Lei Aldir Blanc BH - e reflexões sobre a economia da cultura e políticas culturais (part. 1)
Neste último sábado a Secretaria Municipal de cultura de BH publicou o resultado final do subsídio emergencial para manutenção de espaços, empresas e entidades culturais da Lei Aldir Blanc (LAB). Foram meses de trabalho intenso, desde a aprovação do PL no congresso nacional, passando pela incompetente e morosa sanção e regulamentação da lei pelo governo federal. Com o objetivo de trocar informações e buscar soluções conjuntas para superar os desafios de implementação da LAB, articulamos um grupo de secretários e gestores públicos de cultura de 15 capitais com encontros online semanais. Realizamos mais de 100 horas de reuniões com o comitê gestor, sociedade civil e diversos setores da cultura para que pudéssemos planejar, construir e executar a LAB num prazo curtíssimo, atendendo ao seu propósito emergencial.
Quero trazer alguns números e reflexões deste primeiro resultado.
Foram contemplados 631 espaços, empresas e entidades culturais que irão receber entre R$6mil (2x3k) e R$30mil (3x10k) Destes, alguns destaques
- 174 atuam como produtoras culturais
- 84 são estúdios
- 106 escolas de artes, música e capoeira
- 92 espaços de povos e comunidades tradicionais, centros artísticos e culturais afro-brasileiros e festas populares.
- 79 produtoras de audiovisual
- 33 ateliês de pintura, moda e design
- 34 espaços de apresentação musical.
Muitas análises, aprendizados, alegrias e frustrações tirei deste processo.

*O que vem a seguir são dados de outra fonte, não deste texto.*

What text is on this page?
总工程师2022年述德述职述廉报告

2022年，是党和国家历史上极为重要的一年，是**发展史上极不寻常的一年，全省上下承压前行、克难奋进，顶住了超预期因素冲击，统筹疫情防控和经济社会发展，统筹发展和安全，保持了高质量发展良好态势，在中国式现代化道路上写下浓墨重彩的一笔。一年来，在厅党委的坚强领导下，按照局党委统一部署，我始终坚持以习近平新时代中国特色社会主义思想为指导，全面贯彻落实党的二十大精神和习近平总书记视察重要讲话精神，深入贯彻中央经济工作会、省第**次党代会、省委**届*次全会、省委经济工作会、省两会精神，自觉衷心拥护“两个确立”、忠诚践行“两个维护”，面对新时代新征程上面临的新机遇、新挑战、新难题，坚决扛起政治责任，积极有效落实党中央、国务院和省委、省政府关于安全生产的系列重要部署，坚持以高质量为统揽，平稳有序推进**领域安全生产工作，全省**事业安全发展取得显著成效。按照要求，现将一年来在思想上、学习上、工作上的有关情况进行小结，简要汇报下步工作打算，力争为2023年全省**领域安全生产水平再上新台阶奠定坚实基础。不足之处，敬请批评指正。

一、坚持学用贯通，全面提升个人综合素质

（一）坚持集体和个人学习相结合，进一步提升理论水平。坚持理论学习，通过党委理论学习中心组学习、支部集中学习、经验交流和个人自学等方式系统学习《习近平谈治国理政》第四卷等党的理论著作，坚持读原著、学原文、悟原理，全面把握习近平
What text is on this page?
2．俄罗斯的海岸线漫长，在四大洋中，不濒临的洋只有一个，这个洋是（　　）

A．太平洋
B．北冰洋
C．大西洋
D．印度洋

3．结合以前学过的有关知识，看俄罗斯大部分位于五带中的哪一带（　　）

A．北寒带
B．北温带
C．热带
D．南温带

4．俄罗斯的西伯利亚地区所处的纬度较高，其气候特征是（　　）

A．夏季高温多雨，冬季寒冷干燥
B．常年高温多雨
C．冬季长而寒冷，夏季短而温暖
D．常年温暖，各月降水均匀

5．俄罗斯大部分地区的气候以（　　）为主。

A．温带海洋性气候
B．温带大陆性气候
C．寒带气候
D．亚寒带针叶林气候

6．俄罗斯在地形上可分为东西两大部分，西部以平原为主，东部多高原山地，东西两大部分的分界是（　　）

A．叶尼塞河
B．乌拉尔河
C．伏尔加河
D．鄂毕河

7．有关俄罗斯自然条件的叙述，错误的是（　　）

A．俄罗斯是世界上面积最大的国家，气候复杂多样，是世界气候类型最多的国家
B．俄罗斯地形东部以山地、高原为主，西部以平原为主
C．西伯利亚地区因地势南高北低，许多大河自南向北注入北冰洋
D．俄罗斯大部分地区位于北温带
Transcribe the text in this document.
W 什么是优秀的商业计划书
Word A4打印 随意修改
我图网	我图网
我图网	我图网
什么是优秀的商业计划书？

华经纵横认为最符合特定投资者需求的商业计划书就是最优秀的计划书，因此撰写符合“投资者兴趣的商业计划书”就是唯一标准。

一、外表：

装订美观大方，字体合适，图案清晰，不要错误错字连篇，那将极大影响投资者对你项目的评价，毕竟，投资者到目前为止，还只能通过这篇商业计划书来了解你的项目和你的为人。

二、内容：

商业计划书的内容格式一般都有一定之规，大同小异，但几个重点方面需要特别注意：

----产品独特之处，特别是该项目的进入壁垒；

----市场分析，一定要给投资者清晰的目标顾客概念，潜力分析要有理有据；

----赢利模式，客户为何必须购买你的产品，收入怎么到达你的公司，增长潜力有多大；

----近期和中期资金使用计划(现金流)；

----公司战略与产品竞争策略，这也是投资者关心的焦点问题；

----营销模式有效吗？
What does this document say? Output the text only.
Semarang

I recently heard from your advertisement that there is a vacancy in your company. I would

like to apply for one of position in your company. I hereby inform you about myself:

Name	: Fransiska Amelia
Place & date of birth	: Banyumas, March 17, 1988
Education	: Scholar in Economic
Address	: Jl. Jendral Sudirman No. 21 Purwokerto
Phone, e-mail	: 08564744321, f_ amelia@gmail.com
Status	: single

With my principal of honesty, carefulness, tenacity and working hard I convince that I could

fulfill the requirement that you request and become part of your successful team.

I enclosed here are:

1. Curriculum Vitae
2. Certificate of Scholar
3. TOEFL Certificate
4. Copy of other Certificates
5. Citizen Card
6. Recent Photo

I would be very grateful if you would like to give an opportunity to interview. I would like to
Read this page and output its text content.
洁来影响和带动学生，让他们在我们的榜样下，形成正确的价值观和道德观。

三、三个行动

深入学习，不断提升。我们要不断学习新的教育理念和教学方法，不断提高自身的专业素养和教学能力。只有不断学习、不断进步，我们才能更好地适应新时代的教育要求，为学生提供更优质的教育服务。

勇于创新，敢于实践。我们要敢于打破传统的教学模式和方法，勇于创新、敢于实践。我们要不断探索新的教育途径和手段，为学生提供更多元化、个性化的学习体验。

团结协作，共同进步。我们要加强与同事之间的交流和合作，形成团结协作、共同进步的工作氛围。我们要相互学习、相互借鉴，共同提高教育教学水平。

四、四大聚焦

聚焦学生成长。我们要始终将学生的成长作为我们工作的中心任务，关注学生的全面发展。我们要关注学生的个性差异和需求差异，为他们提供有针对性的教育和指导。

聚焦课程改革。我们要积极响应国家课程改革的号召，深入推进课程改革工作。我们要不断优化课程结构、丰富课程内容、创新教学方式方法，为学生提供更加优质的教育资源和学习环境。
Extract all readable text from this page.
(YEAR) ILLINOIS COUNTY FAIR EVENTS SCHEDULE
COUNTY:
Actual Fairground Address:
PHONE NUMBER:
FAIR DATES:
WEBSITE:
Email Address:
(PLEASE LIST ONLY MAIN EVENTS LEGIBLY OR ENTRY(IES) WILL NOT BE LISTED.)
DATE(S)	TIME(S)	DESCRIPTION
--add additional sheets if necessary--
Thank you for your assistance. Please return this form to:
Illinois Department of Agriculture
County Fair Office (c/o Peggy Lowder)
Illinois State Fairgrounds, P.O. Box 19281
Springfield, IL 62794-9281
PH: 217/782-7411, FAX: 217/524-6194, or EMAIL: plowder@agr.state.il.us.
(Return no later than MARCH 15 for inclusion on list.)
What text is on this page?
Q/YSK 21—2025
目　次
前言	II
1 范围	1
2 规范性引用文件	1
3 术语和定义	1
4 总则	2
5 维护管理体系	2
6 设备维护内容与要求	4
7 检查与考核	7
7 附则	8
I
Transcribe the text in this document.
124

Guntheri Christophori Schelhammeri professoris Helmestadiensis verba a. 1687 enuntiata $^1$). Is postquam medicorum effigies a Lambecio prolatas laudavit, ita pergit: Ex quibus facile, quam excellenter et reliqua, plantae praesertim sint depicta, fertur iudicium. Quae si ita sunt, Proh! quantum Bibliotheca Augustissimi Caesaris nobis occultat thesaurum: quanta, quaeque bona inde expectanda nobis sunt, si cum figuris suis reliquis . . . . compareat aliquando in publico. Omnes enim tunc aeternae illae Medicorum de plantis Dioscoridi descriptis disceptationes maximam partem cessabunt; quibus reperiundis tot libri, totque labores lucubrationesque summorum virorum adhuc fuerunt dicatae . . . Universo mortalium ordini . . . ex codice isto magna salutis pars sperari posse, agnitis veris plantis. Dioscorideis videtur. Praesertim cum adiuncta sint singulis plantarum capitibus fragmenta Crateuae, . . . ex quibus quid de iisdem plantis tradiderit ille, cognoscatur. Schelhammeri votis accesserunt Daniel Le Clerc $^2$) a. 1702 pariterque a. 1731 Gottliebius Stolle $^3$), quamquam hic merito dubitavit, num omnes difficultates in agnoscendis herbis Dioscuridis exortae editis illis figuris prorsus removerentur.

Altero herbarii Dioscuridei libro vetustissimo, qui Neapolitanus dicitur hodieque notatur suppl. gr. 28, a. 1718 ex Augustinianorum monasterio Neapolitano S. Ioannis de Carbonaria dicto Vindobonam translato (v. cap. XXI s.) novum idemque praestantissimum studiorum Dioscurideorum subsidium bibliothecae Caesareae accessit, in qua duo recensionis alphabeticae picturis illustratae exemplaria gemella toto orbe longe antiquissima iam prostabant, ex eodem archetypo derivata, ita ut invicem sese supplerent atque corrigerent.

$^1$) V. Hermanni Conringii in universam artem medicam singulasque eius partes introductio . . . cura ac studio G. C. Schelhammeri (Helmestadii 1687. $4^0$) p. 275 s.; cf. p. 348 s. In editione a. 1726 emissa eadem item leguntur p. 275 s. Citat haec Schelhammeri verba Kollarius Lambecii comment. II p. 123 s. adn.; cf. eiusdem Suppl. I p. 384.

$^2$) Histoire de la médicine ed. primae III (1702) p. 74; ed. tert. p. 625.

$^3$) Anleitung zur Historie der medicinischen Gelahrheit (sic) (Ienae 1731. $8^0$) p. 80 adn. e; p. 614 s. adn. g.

A primeira alegria é que foi possível realizar um apoio importante para mais de 600 espaços em nossa cidade! Algo nunca feito antes, desta forma e neste tempo. Isso por si só é uma grande vitória. E aqui quero muito agradecer a toda equipe da Secretaria e Fundação Municipal de Cultura, que se desdobrou para montar esta operação, prestando um atendimento em escala ao setor cultural. Assim como agradecer a todos da sociedade civil que estiveram perto, presentes e propositivos neste processo
Porém, a LAB evidenciou algo que grande parte das capitais estão vivenciando. A necessidade de re-avaliarmos as políticas culturais face o tamanho e diversidade da cultura e sua economia nas grandes cidades brasileiras. Estamos falando desde centros de culturas populares e urbanas; a livrarias, sebos, produtoras culturais, cooperativas, ongs, empresas, com diferentes tipos de formalização e práticas (culturais e de gestão). Grande parte destas organizações nunca se relacionaram diretamente com as políticas públicas de cultura. A grande maioria não dependem (não que não precisem) de editais ou de outros projetos do órgão gestor de cultura municipal. Como exemplo, cito as escolas de música - grande parte delas (e são centenas!) não buscam recursos públicos para a sua sustentabilidade - elas abrem as portas, contratam professores e oferecem cursos e aulas. Da mesma forma, são as centenas de livrarias e sebos, ateliês entre outros. Este universo da economia da cultura, assim como todo o setor cultural, foi imensamente impactado pela pandemia, porém, muitos destes nem sequer conseguiram se visualizar como potenciais beneficiários da LAB. Eles não são organizados, grande parte não integra entidades de classe e as políticas culturais não se relacionam com eles. Apesar de um enorme esforço e mobilização através de comunicações específicas, tutoriais e lives (e um período eleitoral no meio do caminho), ainda assim, não conseguimos alcançar na plenitude alguns setores importantes que geram emprego, renda e tornam as cidades mais vivas e pulsantes.
Isto me faz refletir muito sobre a lógica tradicional do fomento, que muitas vezes é a única forma de sobrevivência para milhares de artistas (e há de ser reforçada e modernizada), porém, há uma outra parte gigante deste universo que sempre esteve aí, independente dos editais, e que precisam cada vez mais de um olhar atento do poder público. Penso que o desafio, portanto, é não apenas conseguirmos dar conta dos inúmeros artistas e equipamentos que geralmente participam das linhas de fomento, mas não são contemplados, mas também daqueles que sequer participam. Sem eles, a cidade inteira perde. Essa reflexão tem me provocado re-pensar as políticas culturais, ampliar nosso campo de visão para que possamos ter políticas públicas mais potentes, contemporâneas e que de fato impulsionem a economia da cultura nas cidades brasileiras.